Ciekaw jestem czy można ustawić quickpkq tak aby sam, jak jest to rozwiązane przy emerge dociągał sobie potrzebne prekompilowane paczki np z internetu ?? 

z góry dzięki 

pozdrawiam DanielLast edited by Daniel2006 on Sun Nov 12, 2006 6:41 pm; edited 1 time in total

----------

## BeteNoire

Ustawiasz nie quickpkg a odpowiednią zmienną w make.conf: PORTAGE_BINHOST.

A poza tym:

http://gentoo-wiki.com/Special:Search?search=BINHOST&go=Go

Tyle, że po co Ci w takim razie Gentoo? Zainstaluj Debiana.

----------

## Arfrever

 *Daniel2006 wrote:*   

> W katalogu /var/db/pkg/... mam niektóre paczki, te które sam wcześniej kompilowałem, przydał by się dostęp do ich większej ilości.

 

Katalog "/var/db/pkg" to baza danych o zainstalowanych pakietach.

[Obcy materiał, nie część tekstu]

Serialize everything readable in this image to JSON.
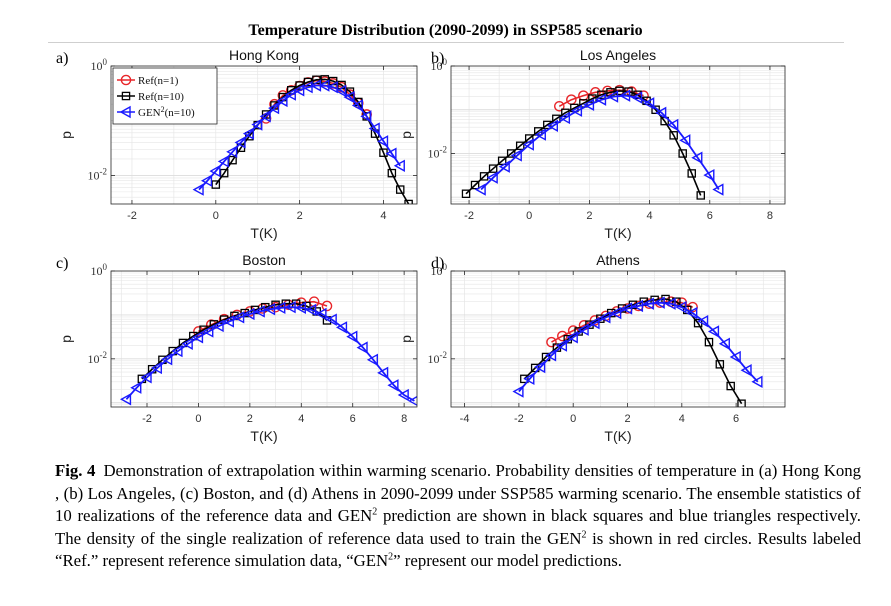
{
  "figure_title": "Temperature Distribution (2090-2099) in SSP585 scenario",
  "legend": {
    "ref1": "Ref(n=1)",
    "ref10": "Ref(n=10)",
    "gen_base": "GEN",
    "gen_sup": "2",
    "gen_tail": "(n=10)"
  },
  "colors": {
    "ref1": "#e8262a",
    "ref10": "#000000",
    "gen": "#1a1aff",
    "grid": "#e6e6e6"
  },
  "caption": {
    "fig_label": "Fig. 4",
    "text1": "Demonstration of extrapolation within warming scenario. Probability densities of temperature in (a) Hong Kong , (b) Los Angeles, (c) Boston, and (d) Athens in 2090-2099 under SSP585 warming scenario. The ensemble statistics of 10 realizations of the reference data and GEN",
    "sup1": "2",
    "text2": " prediction are shown in black squares and blue triangles respectively. The density of the single realization of reference data used to train the GEN",
    "sup2": "2",
    "text3": " is shown in red circles. Results labeled “Ref.” represent reference simulation data, “GEN",
    "sup3": "2",
    "text4": "” represent our model predictions."
  },
  "chart_data": [
    {
      "type": "line",
      "panel_label": "a)",
      "title": "Hong Kong",
      "xlabel": "T(K)",
      "ylabel": "p",
      "yscale": "log",
      "xlim": [
        -2.5,
        4.8
      ],
      "ylim": [
        0.003,
        1
      ],
      "xticks": [
        -2,
        0,
        2,
        4
      ],
      "ytick_labels": [
        "10^0",
        "10^-2"
      ],
      "legend_position": "top-left",
      "grid": true,
      "series": [
        {
          "name": "Ref(n=1)",
          "marker": "circle",
          "x": [
            1.2,
            1.4,
            1.6,
            1.8,
            2.0,
            2.2,
            2.4,
            2.6,
            2.8,
            3.0,
            3.2,
            3.4,
            3.6
          ],
          "y": [
            0.11,
            0.2,
            0.29,
            0.36,
            0.43,
            0.5,
            0.54,
            0.52,
            0.48,
            0.41,
            0.3,
            0.21,
            0.13
          ]
        },
        {
          "name": "Ref(n=10)",
          "marker": "square",
          "x": [
            0.0,
            0.2,
            0.4,
            0.6,
            0.8,
            1.0,
            1.2,
            1.4,
            1.6,
            1.8,
            2.0,
            2.2,
            2.4,
            2.6,
            2.8,
            3.0,
            3.2,
            3.4,
            3.6,
            3.8,
            4.0,
            4.2,
            4.4,
            4.6
          ],
          "y": [
            0.0068,
            0.011,
            0.019,
            0.032,
            0.052,
            0.083,
            0.13,
            0.19,
            0.27,
            0.36,
            0.44,
            0.51,
            0.56,
            0.57,
            0.53,
            0.45,
            0.34,
            0.22,
            0.12,
            0.058,
            0.026,
            0.011,
            0.0055,
            0.003
          ]
        },
        {
          "name": "GEN2(n=10)",
          "marker": "triangle-left",
          "x": [
            -0.4,
            -0.2,
            0.0,
            0.2,
            0.4,
            0.6,
            0.8,
            1.0,
            1.2,
            1.4,
            1.6,
            1.8,
            2.0,
            2.2,
            2.4,
            2.6,
            2.8,
            3.0,
            3.2,
            3.4,
            3.6,
            3.8,
            4.0,
            4.2,
            4.4
          ],
          "y": [
            0.0055,
            0.008,
            0.012,
            0.018,
            0.027,
            0.04,
            0.058,
            0.085,
            0.12,
            0.17,
            0.23,
            0.3,
            0.36,
            0.41,
            0.44,
            0.44,
            0.41,
            0.35,
            0.27,
            0.19,
            0.12,
            0.072,
            0.042,
            0.025,
            0.015
          ]
        }
      ]
    },
    {
      "type": "line",
      "panel_label": "b)",
      "title": "Los Angeles",
      "xlabel": "T(K)",
      "ylabel": "p",
      "yscale": "log",
      "xlim": [
        -2.6,
        8.5
      ],
      "ylim": [
        0.0007,
        1
      ],
      "xticks": [
        -2,
        0,
        2,
        4,
        6,
        8
      ],
      "ytick_labels": [
        "10^0",
        "10^-2"
      ],
      "legend_position": "none",
      "grid": true,
      "series": [
        {
          "name": "Ref(n=1)",
          "marker": "circle",
          "x": [
            1.0,
            1.4,
            1.8,
            2.2,
            2.6,
            3.0,
            3.4,
            3.8
          ],
          "y": [
            0.12,
            0.17,
            0.21,
            0.25,
            0.27,
            0.28,
            0.26,
            0.21
          ]
        },
        {
          "name": "Ref(n=10)",
          "marker": "square",
          "x": [
            -2.1,
            -1.8,
            -1.5,
            -1.2,
            -0.9,
            -0.6,
            -0.3,
            0.0,
            0.3,
            0.6,
            0.9,
            1.2,
            1.5,
            1.8,
            2.1,
            2.4,
            2.7,
            3.0,
            3.3,
            3.6,
            3.9,
            4.2,
            4.5,
            4.8,
            5.1,
            5.4,
            5.7
          ],
          "y": [
            0.0012,
            0.0019,
            0.003,
            0.0045,
            0.0068,
            0.01,
            0.015,
            0.022,
            0.032,
            0.045,
            0.062,
            0.085,
            0.11,
            0.14,
            0.18,
            0.22,
            0.25,
            0.27,
            0.26,
            0.22,
            0.16,
            0.1,
            0.055,
            0.026,
            0.01,
            0.0035,
            0.0011
          ]
        },
        {
          "name": "GEN2(n=10)",
          "marker": "triangle-left",
          "x": [
            -1.6,
            -1.2,
            -0.8,
            -0.4,
            0.0,
            0.4,
            0.8,
            1.2,
            1.6,
            2.0,
            2.4,
            2.8,
            3.2,
            3.6,
            4.0,
            4.4,
            4.8,
            5.2,
            5.6,
            6.0,
            6.3
          ],
          "y": [
            0.0015,
            0.0028,
            0.005,
            0.009,
            0.016,
            0.027,
            0.043,
            0.065,
            0.095,
            0.13,
            0.17,
            0.2,
            0.21,
            0.19,
            0.14,
            0.085,
            0.045,
            0.02,
            0.008,
            0.0032,
            0.0015
          ]
        }
      ]
    },
    {
      "type": "line",
      "panel_label": "c)",
      "title": "Boston",
      "xlabel": "T(K)",
      "ylabel": "p",
      "yscale": "log",
      "xlim": [
        -3.4,
        8.5
      ],
      "ylim": [
        0.0008,
        1
      ],
      "xticks": [
        -2,
        0,
        2,
        4,
        6,
        8
      ],
      "ytick_labels": [
        "10^0",
        "10^-2"
      ],
      "legend_position": "none",
      "grid": true,
      "series": [
        {
          "name": "Ref(n=1)",
          "marker": "circle",
          "x": [
            0.0,
            0.5,
            1.0,
            1.5,
            2.0,
            2.5,
            3.0,
            3.5,
            4.0,
            4.5,
            5.0
          ],
          "y": [
            0.042,
            0.06,
            0.08,
            0.1,
            0.12,
            0.14,
            0.15,
            0.17,
            0.19,
            0.2,
            0.16
          ]
        },
        {
          "name": "Ref(n=10)",
          "marker": "square",
          "x": [
            -2.2,
            -1.8,
            -1.4,
            -1.0,
            -0.6,
            -0.2,
            0.2,
            0.6,
            1.0,
            1.4,
            1.8,
            2.2,
            2.6,
            3.0,
            3.4,
            3.8,
            4.2,
            4.6,
            5.0
          ],
          "y": [
            0.0035,
            0.0058,
            0.0095,
            0.015,
            0.023,
            0.033,
            0.046,
            0.061,
            0.078,
            0.095,
            0.11,
            0.13,
            0.15,
            0.17,
            0.18,
            0.18,
            0.16,
            0.12,
            0.075
          ]
        },
        {
          "name": "GEN2(n=10)",
          "marker": "triangle-left",
          "x": [
            -2.8,
            -2.4,
            -2.0,
            -1.6,
            -1.2,
            -0.8,
            -0.4,
            0.0,
            0.4,
            0.8,
            1.2,
            1.6,
            2.0,
            2.4,
            2.8,
            3.2,
            3.6,
            4.0,
            4.4,
            4.8,
            5.2,
            5.6,
            6.0,
            6.4,
            6.8,
            7.2,
            7.6,
            8.0,
            8.4
          ],
          "y": [
            0.0012,
            0.0022,
            0.0038,
            0.0062,
            0.0098,
            0.015,
            0.022,
            0.031,
            0.042,
            0.056,
            0.071,
            0.088,
            0.105,
            0.12,
            0.135,
            0.145,
            0.15,
            0.145,
            0.13,
            0.105,
            0.078,
            0.052,
            0.032,
            0.018,
            0.0095,
            0.0048,
            0.0025,
            0.0015,
            0.0011
          ]
        }
      ]
    },
    {
      "type": "line",
      "panel_label": "d)",
      "title": "Athens",
      "xlabel": "T(K)",
      "ylabel": "p",
      "yscale": "log",
      "xlim": [
        -4.5,
        7.8
      ],
      "ylim": [
        0.0008,
        1
      ],
      "xticks": [
        -4,
        -2,
        0,
        2,
        4,
        6
      ],
      "ytick_labels": [
        "10^0",
        "10^-2"
      ],
      "legend_position": "none",
      "grid": true,
      "series": [
        {
          "name": "Ref(n=1)",
          "marker": "circle",
          "x": [
            -0.8,
            -0.4,
            0.0,
            0.4,
            0.8,
            1.2,
            1.6,
            2.0,
            2.4,
            2.8,
            3.2,
            3.6,
            4.0,
            4.4
          ],
          "y": [
            0.024,
            0.033,
            0.044,
            0.058,
            0.075,
            0.095,
            0.12,
            0.14,
            0.16,
            0.18,
            0.19,
            0.2,
            0.19,
            0.15
          ]
        },
        {
          "name": "Ref(n=10)",
          "marker": "square",
          "x": [
            -1.8,
            -1.4,
            -1.0,
            -0.6,
            -0.2,
            0.2,
            0.6,
            1.0,
            1.4,
            1.8,
            2.2,
            2.6,
            3.0,
            3.4,
            3.8,
            4.2,
            4.6,
            5.0,
            5.4,
            5.8,
            6.2
          ],
          "y": [
            0.0035,
            0.0062,
            0.011,
            0.018,
            0.028,
            0.042,
            0.06,
            0.082,
            0.11,
            0.14,
            0.17,
            0.2,
            0.22,
            0.23,
            0.2,
            0.13,
            0.065,
            0.024,
            0.0075,
            0.0024,
            0.00095
          ]
        },
        {
          "name": "GEN2(n=10)",
          "marker": "triangle-left",
          "x": [
            -2.0,
            -1.6,
            -1.2,
            -0.8,
            -0.4,
            0.0,
            0.4,
            0.8,
            1.2,
            1.6,
            2.0,
            2.4,
            2.8,
            3.2,
            3.6,
            4.0,
            4.4,
            4.8,
            5.2,
            5.6,
            6.0,
            6.4,
            6.8
          ],
          "y": [
            0.0018,
            0.0035,
            0.0065,
            0.012,
            0.02,
            0.031,
            0.046,
            0.065,
            0.088,
            0.11,
            0.14,
            0.16,
            0.18,
            0.19,
            0.18,
            0.15,
            0.11,
            0.072,
            0.042,
            0.022,
            0.011,
            0.0055,
            0.003
          ]
        }
      ]
    }
  ]
}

Zarchiwizowane pakiety binarne umieszczane są w "/usr/portage/packages". Do ich tworzenia bardziej nadaje się opcja "-b" programu `emerge` niż postinstalacyjne użycie programu `quickpkg`.

 *Daniel2006 wrote:*   

> Ciekaw jestem czy można ustawić quickpkq tak aby sam, jak jest to rozwiązane przy emerge dociągał sobie potrzebne prekompilowane paczki np z internetu ??

 

`quickpkg` do tego nie służy.

Poczytaj `man emerge` ze zwróceniem szczególnej uwagi na "--getbinpkg (-g)".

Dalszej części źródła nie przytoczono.